Le parole di Anellucci a TMW Radio

“Siamo abituati a questo modus operandi della Lazio Non è la prima volta che succede così nel mercato di riparazione. Negli ultimi anni c’era la variabile Inzaghi, che faceva da parafulmine a queste situazioni, perché accettava certi giocatori. Adesso la situazione è sotto gli occhi di tutti. Si è scelto Sarri, che alcuni giocatori non li vede e giustamente li mette da una parte. Ne ha già messi da parte parecchi, non ha giustamente accettato certe cose dei mercati passati e la Lazio forse per la prima volte è stata brava a dare via certi giocatori”.

Anellucci su Tare e Sarri

“Sarri via in anticipo dalla Lazio?

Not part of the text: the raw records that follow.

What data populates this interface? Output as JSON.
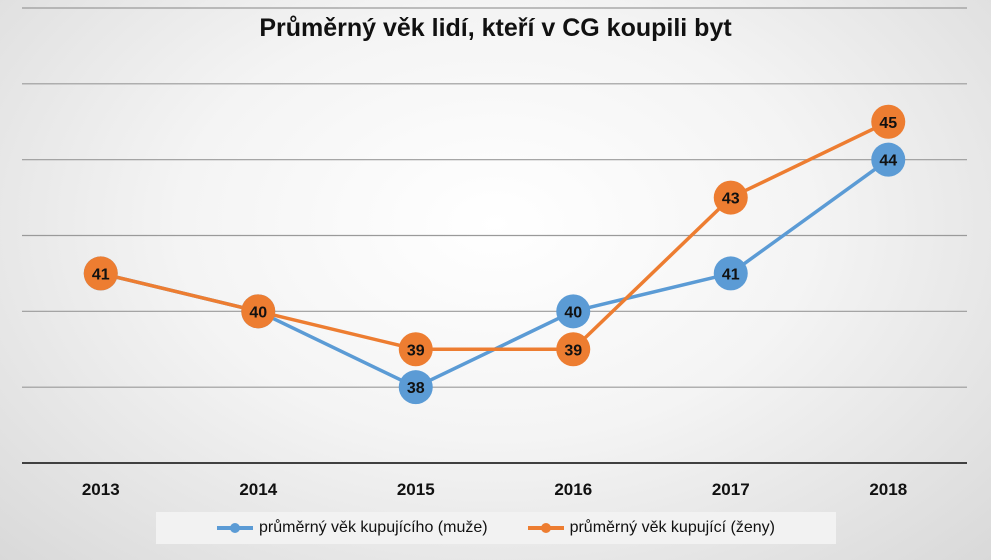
{
  "chart_data": {
    "type": "line",
    "title": "Průměrný věk lidí, kteří v CG koupili byt",
    "categories": [
      "2013",
      "2014",
      "2015",
      "2016",
      "2017",
      "2018"
    ],
    "series": [
      {
        "name": "průměrný věk kupujícího (muže)",
        "color": "#5b9bd5",
        "values": [
          41,
          40,
          38,
          40,
          41,
          44
        ]
      },
      {
        "name": "průměrný věk kupující (ženy)",
        "color": "#ed7d31",
        "values": [
          41,
          40,
          39,
          39,
          43,
          45
        ]
      }
    ],
    "ylim": [
      36,
      48
    ],
    "grid": true,
    "yticks_visible": false,
    "legend": "bottom",
    "data_labels": true
  }
}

Certamente sì. Credo che per accettare la panchina della Lazio, Sarri avrà chiesto determinate garanzie, non solo verbalmente. Ad oggi la Lazio aveva necessità di un centrale difensivo, invece ha regalato Vavro e ha tesserato uno che non è difensore centrale ma può farlo all’occorrenza, ma che Sarri non voleva. Come valuto Tare? Quando uno su 100 giocatori ne azzecca tre o quattro, non parliamo di fenomeno. Probabilmente il bravo era l’allenatore che valorizzava qualche giocatore che non era all’altezza. Gli allenatori bravi si vedono quando li perdi e Inzaghi lo stiamo rivalutando ora”.